ACME General: It occurs to me in talking to you that for someone in a profession that is by nature forward-looking, you have a historical perspective on almost everything. As we close, I’m wondering if you can give us your thoughts on how that helps you as an innovator to be able to look back through a historical lens?

MF: I’ve got to credit a long dead historian A. Hunter Dupree for giving this to me. Several years ago, I read Science, the Endless Frontier by Vannevar Bush. And it occurred to me that I didn’t know very much about the United States pre-World War II. That in science and in the military, it seems like history starts in World War II, and we never talk about anything else.

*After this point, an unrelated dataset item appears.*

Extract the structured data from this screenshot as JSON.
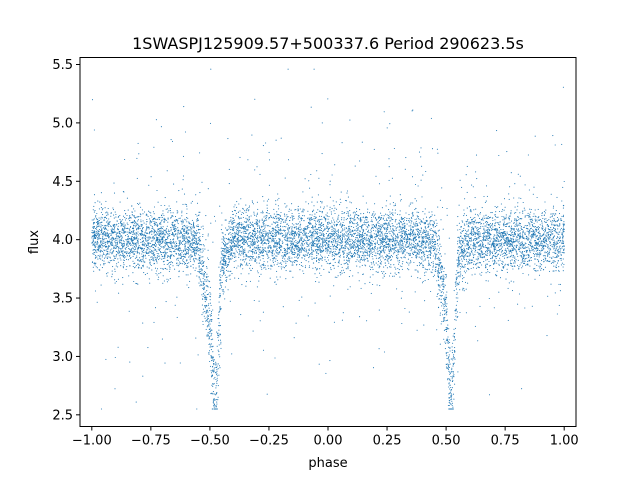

So I found this book that he had written, which was Science in the Federal Government from the 1700s to 1940. And I read this book. And then I also read this short collection of essays that he wrote during the Industrial Revolution, or that he compiled. And in so many of those essays, they’re talking about Germany, but you literally could just replace China today. And I guess it just kind of blew my mind that we’d forgotten that there were lessons to be learned about who we are as a people, how we created these structures that we have, and how we fought against these structures, right? Pre-World War I for centuries. And then kind of accepted this massive centralization, and now we’re kind of fighting against it.

So for me, it helps me to look back and say, “There’s a reason for this. So you don’t need to think this is the end of time, or the end of the world, or the end of democracy.” We have been here before. And actually, there are ways that we coped with it. And there were ways that we found our way through that historically. So it gives me a source of optimism. History really does make me feel that optimism is realistic.

And I think as an innovator, I look back at some of the problems that we solved, and I realized these problems are solvable. It isn’t impossible to do something hard. So we should just get on with it. We’ve siloed these relationships between scientists and engineers, and startups, and small innovators, and large scaling kind of capabilities. We’ve siloed it so much that they’re fighting against each other.

And I feel like we need to get rid of this idea of a pipeline, and start thinking about it as soup. And we keep tasting the soup and you’re like, “It could use a little more of this. It could use a little more of that.” Right? And what we’re trying to do is get it perfect. But it’s a work in progress, and it can take a long time. And that again is something to celebrate. And this history anchors me in the fact that it’s possible. We’ve done it time and time again. We can do it if we just get out of our own way.

ACME General: Well Dr. Flagg, it has been great having you. Thanks so much for sharing your insights. We’d love to have you back.

MF: Thanks so much. It was a lot of fun.